The Jemaa el-Fna Square is one of the main cultural spaces in Marrakesh and has become one of the symbols of the city since its foundation in the eleventh century …  It is a meeting point for both the local population and people from elsewhere. All through the day, and well into the night, a variety of services are offered, such as dental care, traditional medicine, fortune-telling, preaching and henna tattooing; water-carrying, fruit and traditional food may be bought. In addition, one can enjoy many performances by storytellers, poets, snake-charmers, Berber musicians (mazighen), Gnaoua dancers and senthir (hajouj) players. The oral expressions would be continually renewed by bards (imayazen), who used to travel through Berber territories. They continue to combine speech and gesture to teach, entertain and charm the audience.

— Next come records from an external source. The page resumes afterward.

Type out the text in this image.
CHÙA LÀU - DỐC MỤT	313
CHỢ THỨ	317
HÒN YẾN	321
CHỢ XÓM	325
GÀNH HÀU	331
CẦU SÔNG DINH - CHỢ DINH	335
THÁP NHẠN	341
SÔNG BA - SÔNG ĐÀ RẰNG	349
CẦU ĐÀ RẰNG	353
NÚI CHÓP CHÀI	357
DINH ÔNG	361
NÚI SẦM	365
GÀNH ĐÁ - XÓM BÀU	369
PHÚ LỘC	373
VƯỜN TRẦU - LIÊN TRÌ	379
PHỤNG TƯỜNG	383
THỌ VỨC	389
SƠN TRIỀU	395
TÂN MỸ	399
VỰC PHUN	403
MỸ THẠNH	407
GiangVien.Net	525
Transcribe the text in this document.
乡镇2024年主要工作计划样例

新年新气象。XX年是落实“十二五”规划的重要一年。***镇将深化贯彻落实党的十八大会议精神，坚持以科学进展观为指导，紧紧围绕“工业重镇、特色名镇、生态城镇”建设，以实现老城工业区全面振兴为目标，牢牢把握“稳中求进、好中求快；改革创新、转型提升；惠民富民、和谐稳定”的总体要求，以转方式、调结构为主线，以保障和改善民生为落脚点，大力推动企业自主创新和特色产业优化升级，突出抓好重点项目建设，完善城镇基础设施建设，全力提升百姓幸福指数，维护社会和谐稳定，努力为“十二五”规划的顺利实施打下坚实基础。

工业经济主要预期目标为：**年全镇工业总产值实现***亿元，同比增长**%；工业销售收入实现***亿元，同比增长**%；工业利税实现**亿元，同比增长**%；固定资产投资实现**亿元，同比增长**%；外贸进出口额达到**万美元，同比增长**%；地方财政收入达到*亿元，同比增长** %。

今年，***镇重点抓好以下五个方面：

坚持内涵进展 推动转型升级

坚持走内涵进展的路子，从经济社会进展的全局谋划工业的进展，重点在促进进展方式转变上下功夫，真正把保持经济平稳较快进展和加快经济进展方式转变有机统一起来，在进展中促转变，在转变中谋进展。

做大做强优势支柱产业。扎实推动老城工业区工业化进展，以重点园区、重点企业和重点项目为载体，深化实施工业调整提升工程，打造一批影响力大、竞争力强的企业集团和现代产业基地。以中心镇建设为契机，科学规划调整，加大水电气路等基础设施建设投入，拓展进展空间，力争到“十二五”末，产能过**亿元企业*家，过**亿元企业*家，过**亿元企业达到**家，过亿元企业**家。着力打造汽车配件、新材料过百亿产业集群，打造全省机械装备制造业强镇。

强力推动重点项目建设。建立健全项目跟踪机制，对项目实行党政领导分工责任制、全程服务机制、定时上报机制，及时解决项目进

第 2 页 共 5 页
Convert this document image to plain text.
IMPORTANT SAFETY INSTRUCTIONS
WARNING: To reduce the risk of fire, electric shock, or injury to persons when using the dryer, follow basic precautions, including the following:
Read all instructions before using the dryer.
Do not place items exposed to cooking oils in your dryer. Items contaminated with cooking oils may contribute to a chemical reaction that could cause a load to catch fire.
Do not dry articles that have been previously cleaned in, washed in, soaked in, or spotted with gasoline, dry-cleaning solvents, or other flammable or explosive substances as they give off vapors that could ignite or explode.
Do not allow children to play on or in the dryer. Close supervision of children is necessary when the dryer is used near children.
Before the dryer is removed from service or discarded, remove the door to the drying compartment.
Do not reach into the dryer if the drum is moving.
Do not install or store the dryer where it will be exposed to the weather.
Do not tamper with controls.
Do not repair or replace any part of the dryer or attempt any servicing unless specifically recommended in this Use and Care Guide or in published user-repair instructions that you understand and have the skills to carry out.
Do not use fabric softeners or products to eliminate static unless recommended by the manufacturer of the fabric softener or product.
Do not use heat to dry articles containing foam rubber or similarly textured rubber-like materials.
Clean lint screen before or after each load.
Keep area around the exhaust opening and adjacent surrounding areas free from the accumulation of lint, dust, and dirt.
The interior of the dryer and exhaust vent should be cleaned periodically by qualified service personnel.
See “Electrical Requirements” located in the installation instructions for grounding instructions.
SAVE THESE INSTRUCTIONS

Adapting their art to contemporary contexts, they now improvise on an outline of an ancient text, making their recital accessible to a wider audience… While Jemaa el-Fna Square enjoys great popularity, the cultural practices may suffer acculturation, also caused by widespread tourism. 

(UNESCO Culture Sector)

 

Jemaa el-Fna’s global reach has transformed it into a postcolonial site where the narratives and the built environment of the colonial and pre-colonial past intersect and intermingle, producing a kind of place that romanticized a rather static representation of culture - like the once promoted by UNESCO and the tourism industry - are not only unable to ‘tame’ and reduce to their own terms, but actually risk being forced into a process of objectification that may indeed compromise the life of the square, especially by trying to translate it into a museum of sterilized things of the past.